What is My Burn Injury Case Worth?
In reflecting on the injury cases I have handled, the two most horrific injuries a human being can suffer as a result of someone’s negligence are burns and brain injuries. Burns leave the victim with a lifetime of disfigurement, pain, and all the emotional damage that comes with the first two elements. Traumatic brain leave the victim with a lifetime of cognitive difficulties and even disturbing physical presentations, such as tics and speech problems. This post focuses on the a recent burn case we were able to resolve before before any witness was deposed.
This case involved an alleged defective pressure cooker. Our client was a lady in her forties who had vast experience with pressure cooker. What her experience could not prepare her for was the alleged defect – the pressure cooker pressurized before the lid was in the locked position. This meant the lid was vulnerable to being blown off under certain conditions, whereas, if locked, nothing could have removed the lid under pressure short of a hydraulic wrench.
One afternoon, this nice lady placed the pressure cooker on the stove to simmer for an hour. Believing the lid was in the locked position, she went to move the pot to a cool stove top after sufficient time for cooking. When she moved the pot, however, the lid blew off and a boiling mixture of grease and water sprayed her from her face to the tops of her feet. The victim was rushed to the burn unit where she was treated for second degree burns.
When we hear of burns that result in permanent scarring and skin discoloration, we typically think of third degree burns or fourth degree burns (burn injuries we can easily see). But, while our client was diagnosed and treated for second degree burns that typically heal, these burns can sometimes lead to permanent discoloration, especially in people with darker pigmented skin. Our client was darkly complected, so the burn areas showed up white and included raised bumps in some places.
The pot manufacturer had very experienced counsel who were able to identify the risks to the company early on. After we produced medical records and defense counsel had a good grip on what the company would face in trial, she agreed to talk. We settled the case in the mid six-figures, which mainly went to cover past pain and suffering and disfigurement. Unfortunately, skin grafting did not appear to be an option to remedy the discoloration, so future surgeries were not a consideration in the settlement negotiations.

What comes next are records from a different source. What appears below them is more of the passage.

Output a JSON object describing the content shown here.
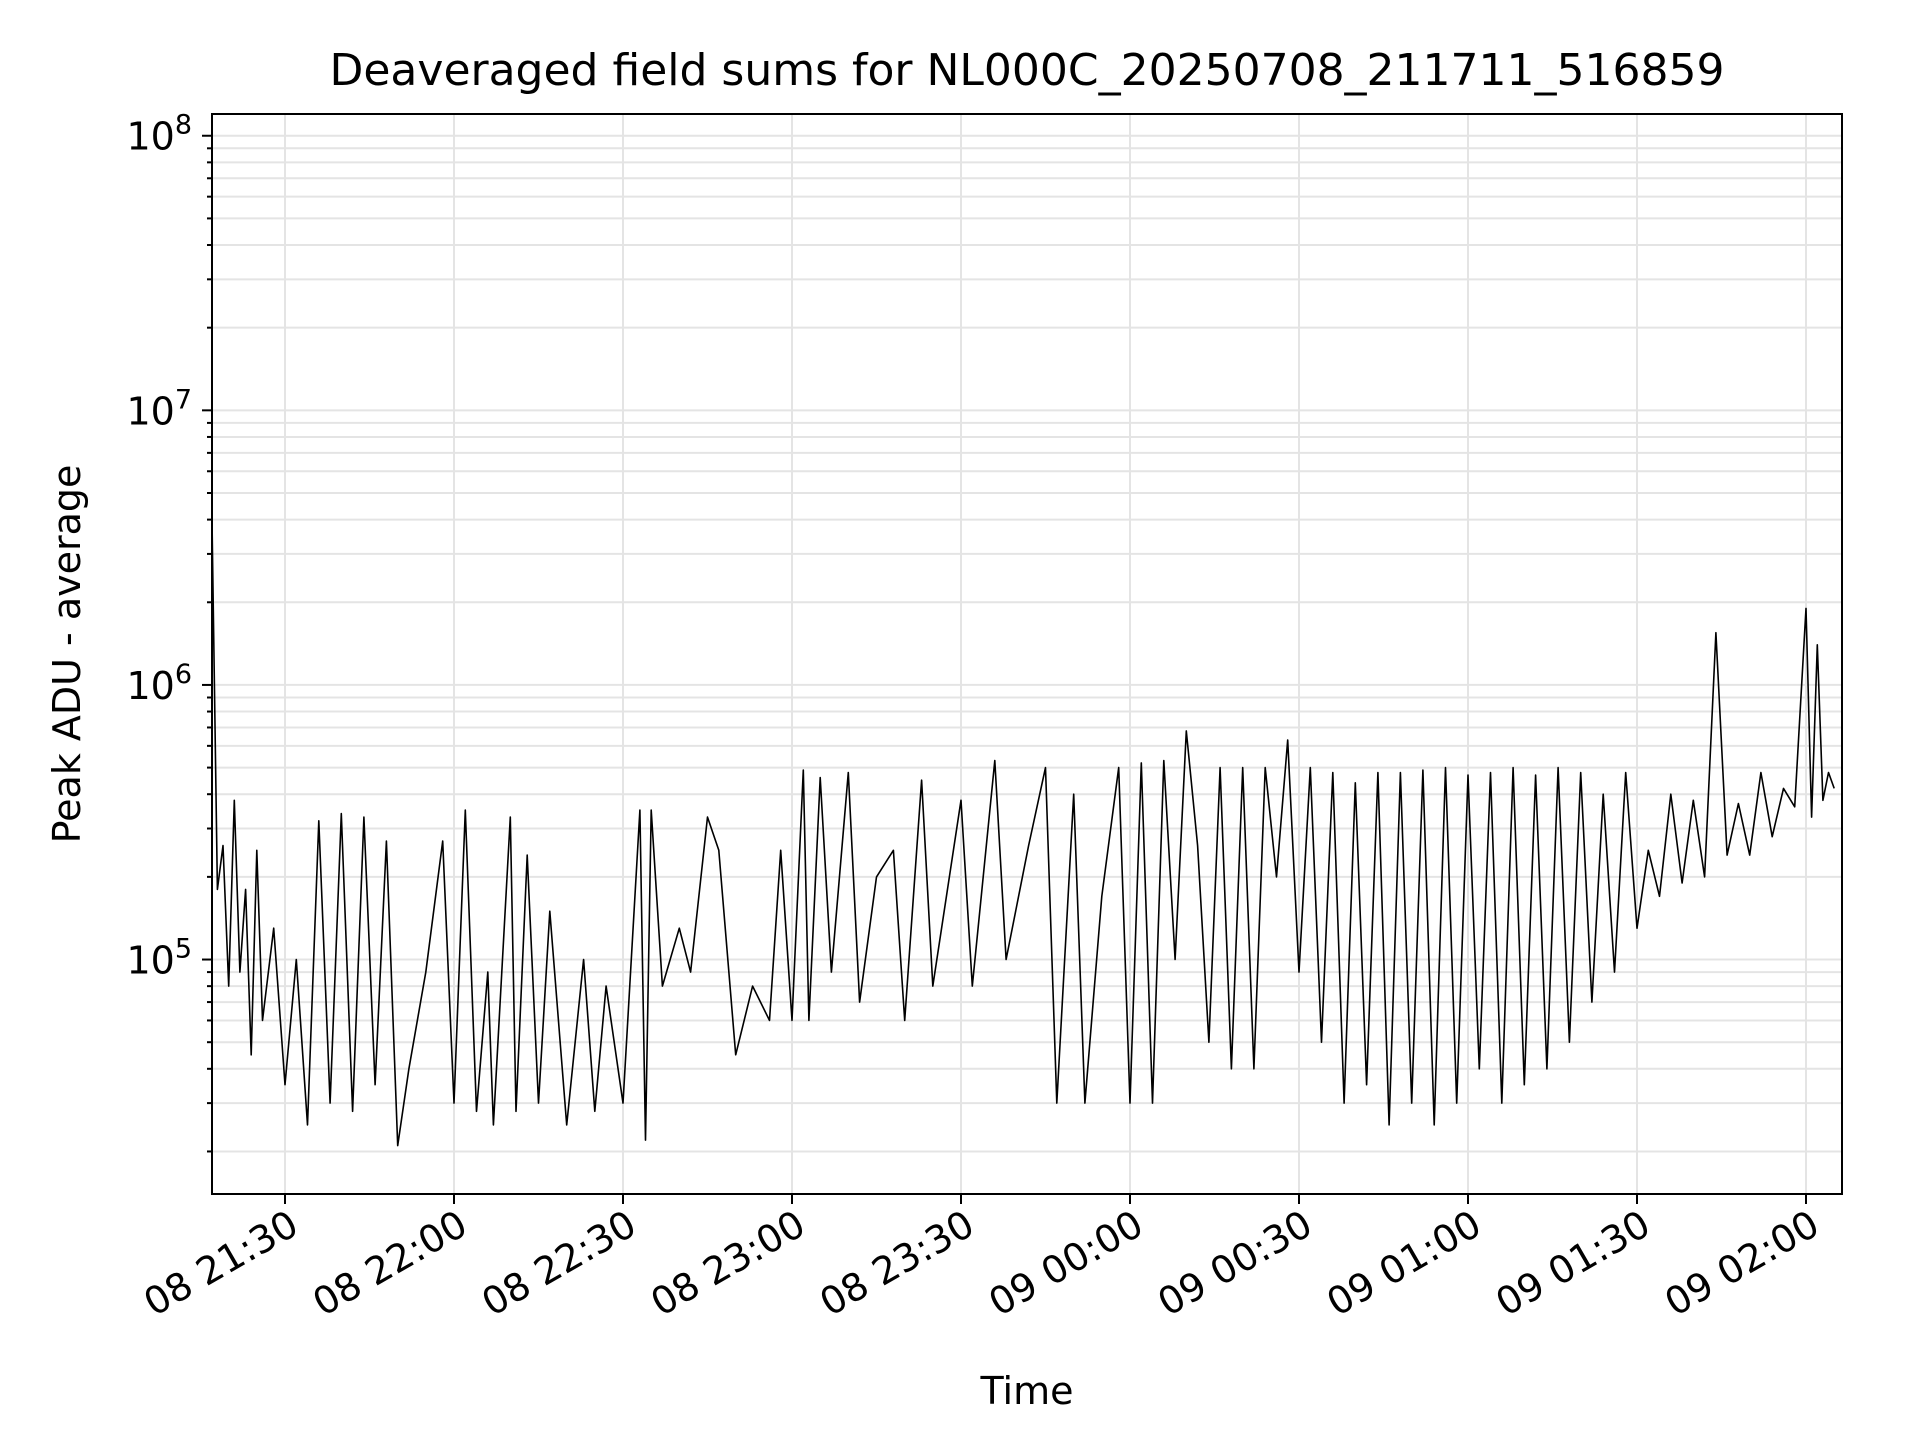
{
  "chart_data": {
    "type": "line",
    "title": "Deaveraged field sums for NL000C_20250708_211711_516859",
    "xlabel": "Time",
    "ylabel": "Peak ADU - average",
    "yscale": "log",
    "ylim": [
      14000,
      120000000
    ],
    "xlim_minutes_label": "08 21:17 to 09 02:05",
    "x_tick_labels": [
      "08 21:30",
      "08 22:00",
      "08 22:30",
      "08 23:00",
      "08 23:30",
      "09 00:00",
      "09 00:30",
      "09 01:00",
      "09 01:30",
      "09 02:00"
    ],
    "y_tick_labels": [
      {
        "base": "10",
        "exp": "5",
        "value": 100000
      },
      {
        "base": "10",
        "exp": "6",
        "value": 1000000
      },
      {
        "base": "10",
        "exp": "7",
        "value": 10000000
      },
      {
        "base": "10",
        "exp": "8",
        "value": 100000000
      }
    ],
    "grid": true,
    "series": [
      {
        "color": "#000000",
        "points": [
          [
            "08 21:17",
            4000000
          ],
          [
            "08 21:18",
            180000
          ],
          [
            "08 21:19",
            260000
          ],
          [
            "08 21:20",
            80000
          ],
          [
            "08 21:21",
            380000
          ],
          [
            "08 21:22",
            90000
          ],
          [
            "08 21:23",
            180000
          ],
          [
            "08 21:24",
            45000
          ],
          [
            "08 21:25",
            250000
          ],
          [
            "08 21:26",
            60000
          ],
          [
            "08 21:28",
            130000
          ],
          [
            "08 21:30",
            35000
          ],
          [
            "08 21:32",
            100000
          ],
          [
            "08 21:34",
            25000
          ],
          [
            "08 21:36",
            320000
          ],
          [
            "08 21:38",
            30000
          ],
          [
            "08 21:40",
            340000
          ],
          [
            "08 21:42",
            28000
          ],
          [
            "08 21:44",
            330000
          ],
          [
            "08 21:46",
            35000
          ],
          [
            "08 21:48",
            270000
          ],
          [
            "08 21:50",
            21000
          ],
          [
            "08 21:52",
            40000
          ],
          [
            "08 21:55",
            90000
          ],
          [
            "08 21:58",
            270000
          ],
          [
            "08 22:00",
            30000
          ],
          [
            "08 22:02",
            350000
          ],
          [
            "08 22:04",
            28000
          ],
          [
            "08 22:06",
            90000
          ],
          [
            "08 22:07",
            25000
          ],
          [
            "08 22:10",
            330000
          ],
          [
            "08 22:11",
            28000
          ],
          [
            "08 22:13",
            240000
          ],
          [
            "08 22:15",
            30000
          ],
          [
            "08 22:17",
            150000
          ],
          [
            "08 22:20",
            25000
          ],
          [
            "08 22:23",
            100000
          ],
          [
            "08 22:25",
            28000
          ],
          [
            "08 22:27",
            80000
          ],
          [
            "08 22:30",
            30000
          ],
          [
            "08 22:33",
            350000
          ],
          [
            "08 22:34",
            22000
          ],
          [
            "08 22:35",
            350000
          ],
          [
            "08 22:37",
            80000
          ],
          [
            "08 22:40",
            130000
          ],
          [
            "08 22:42",
            90000
          ],
          [
            "08 22:45",
            330000
          ],
          [
            "08 22:47",
            250000
          ],
          [
            "08 22:50",
            45000
          ],
          [
            "08 22:53",
            80000
          ],
          [
            "08 22:56",
            60000
          ],
          [
            "08 22:58",
            250000
          ],
          [
            "08 23:00",
            60000
          ],
          [
            "08 23:02",
            490000
          ],
          [
            "08 23:03",
            60000
          ],
          [
            "08 23:05",
            460000
          ],
          [
            "08 23:07",
            90000
          ],
          [
            "08 23:10",
            480000
          ],
          [
            "08 23:12",
            70000
          ],
          [
            "08 23:15",
            200000
          ],
          [
            "08 23:18",
            250000
          ],
          [
            "08 23:20",
            60000
          ],
          [
            "08 23:23",
            450000
          ],
          [
            "08 23:25",
            80000
          ],
          [
            "08 23:30",
            380000
          ],
          [
            "08 23:32",
            80000
          ],
          [
            "08 23:36",
            530000
          ],
          [
            "08 23:38",
            100000
          ],
          [
            "08 23:42",
            260000
          ],
          [
            "08 23:45",
            500000
          ],
          [
            "08 23:47",
            30000
          ],
          [
            "08 23:50",
            400000
          ],
          [
            "08 23:52",
            30000
          ],
          [
            "08 23:55",
            170000
          ],
          [
            "08 23:58",
            500000
          ],
          [
            "09 00:00",
            30000
          ],
          [
            "09 00:02",
            520000
          ],
          [
            "09 00:04",
            30000
          ],
          [
            "09 00:06",
            530000
          ],
          [
            "09 00:08",
            100000
          ],
          [
            "09 00:10",
            680000
          ],
          [
            "09 00:12",
            260000
          ],
          [
            "09 00:14",
            50000
          ],
          [
            "09 00:16",
            500000
          ],
          [
            "09 00:18",
            40000
          ],
          [
            "09 00:20",
            500000
          ],
          [
            "09 00:22",
            40000
          ],
          [
            "09 00:24",
            500000
          ],
          [
            "09 00:26",
            200000
          ],
          [
            "09 00:28",
            630000
          ],
          [
            "09 00:30",
            90000
          ],
          [
            "09 00:32",
            500000
          ],
          [
            "09 00:34",
            50000
          ],
          [
            "09 00:36",
            480000
          ],
          [
            "09 00:38",
            30000
          ],
          [
            "09 00:40",
            440000
          ],
          [
            "09 00:42",
            35000
          ],
          [
            "09 00:44",
            480000
          ],
          [
            "09 00:46",
            25000
          ],
          [
            "09 00:48",
            480000
          ],
          [
            "09 00:50",
            30000
          ],
          [
            "09 00:52",
            490000
          ],
          [
            "09 00:54",
            25000
          ],
          [
            "09 00:56",
            500000
          ],
          [
            "09 00:58",
            30000
          ],
          [
            "09 01:00",
            470000
          ],
          [
            "09 01:02",
            40000
          ],
          [
            "09 01:04",
            480000
          ],
          [
            "09 01:06",
            30000
          ],
          [
            "09 01:08",
            500000
          ],
          [
            "09 01:10",
            35000
          ],
          [
            "09 01:12",
            470000
          ],
          [
            "09 01:14",
            40000
          ],
          [
            "09 01:16",
            500000
          ],
          [
            "09 01:18",
            50000
          ],
          [
            "09 01:20",
            480000
          ],
          [
            "09 01:22",
            70000
          ],
          [
            "09 01:24",
            400000
          ],
          [
            "09 01:26",
            90000
          ],
          [
            "09 01:28",
            480000
          ],
          [
            "09 01:30",
            130000
          ],
          [
            "09 01:32",
            250000
          ],
          [
            "09 01:34",
            170000
          ],
          [
            "09 01:36",
            400000
          ],
          [
            "09 01:38",
            190000
          ],
          [
            "09 01:40",
            380000
          ],
          [
            "09 01:42",
            200000
          ],
          [
            "09 01:44",
            1550000
          ],
          [
            "09 01:46",
            240000
          ],
          [
            "09 01:48",
            370000
          ],
          [
            "09 01:50",
            240000
          ],
          [
            "09 01:52",
            480000
          ],
          [
            "09 01:54",
            280000
          ],
          [
            "09 01:56",
            420000
          ],
          [
            "09 01:58",
            360000
          ],
          [
            "09 02:00",
            1900000
          ],
          [
            "09 02:01",
            330000
          ],
          [
            "09 02:02",
            1400000
          ],
          [
            "09 02:03",
            380000
          ],
          [
            "09 02:04",
            480000
          ],
          [
            "09 02:05",
            420000
          ]
        ]
      }
    ]
  }
}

The Nuances of Burn Injuries
Types of Burn Injuries
- Chemical burns are caused by exposure to harmful chemicals. Several types include acid burn due to contact with a strong acid, alkali burn caused by contact with a strong base, and scalding burn from hot liquids or vapors. This burn destroys the subcutaneous tissue of the skin.
- Electrical Burns are caused when the body becomes electrically charged in an electrical accident. The spark that ignites combustible materials can also cause injury.
- Flash/ flame burns: Caused by contact with fire or hot gasses.
- Contact burn caused by touching something hot. It is the most common type of burn.
- Surface burns are caused by contact with a hot or cold surface, such as stepping on a hot pan or touching something icy.
- Scalding is caused by contact with hot liquids or steam. It can be very dangerous because children are more vulnerable to this type of injury. Scald burns range from mild (first-degree) to severe (fourth-degree).
Levels of Burns
The severity level can be categorized into four types: first-degree burn, second-degree burn, third-degree burn, and fourth-degree burns
First Degree Burns
First-degree burns affect only the outer layer of the skin. The most common example is when someone touches a hot object. The skin turns red, but it heals quickly and without blisters.
Second Degree Burns
Second-degree burns affect the top layer of skin – epidermis – and a deeper layer called the dermis. It usually results in blistering of the skin. More serious second degree burns are often caused by scalding liquids, flames, hot metal, and hot oil. More often than not, these burns heal completely.
Third Degree Burns
Third-degree burns can be life-threatening as they affect all the skin layers and destroy the nerve endings. These burns can result in white or charred skin because they destroy the skin’s protective layer.
They may also damage underlying muscle and other tissues. In addition, a third-degree burn takes a long time to heal. Permanent scarring is likely.
Fourth Degree Burns
A fourth-degree burn injury damages the skin and other tissues beneath it. These burns are worse than third-degree burns. They are often caused by electrocution or chemicals such as lye or gasoline.
Because the body can absorb these substances quickly, a fourth-degree burns injury may cause serious illness or death.
An individual who gets a first-degree burn experiences skin redness that turns into blisters. A patient with a second-degree burn will experience redness, some swelling, and possible blistering. Victims who suffered third-degree burns experience charring on the skin that feels leathery. The fourth-degree burns cause completely charred skin, which appears black.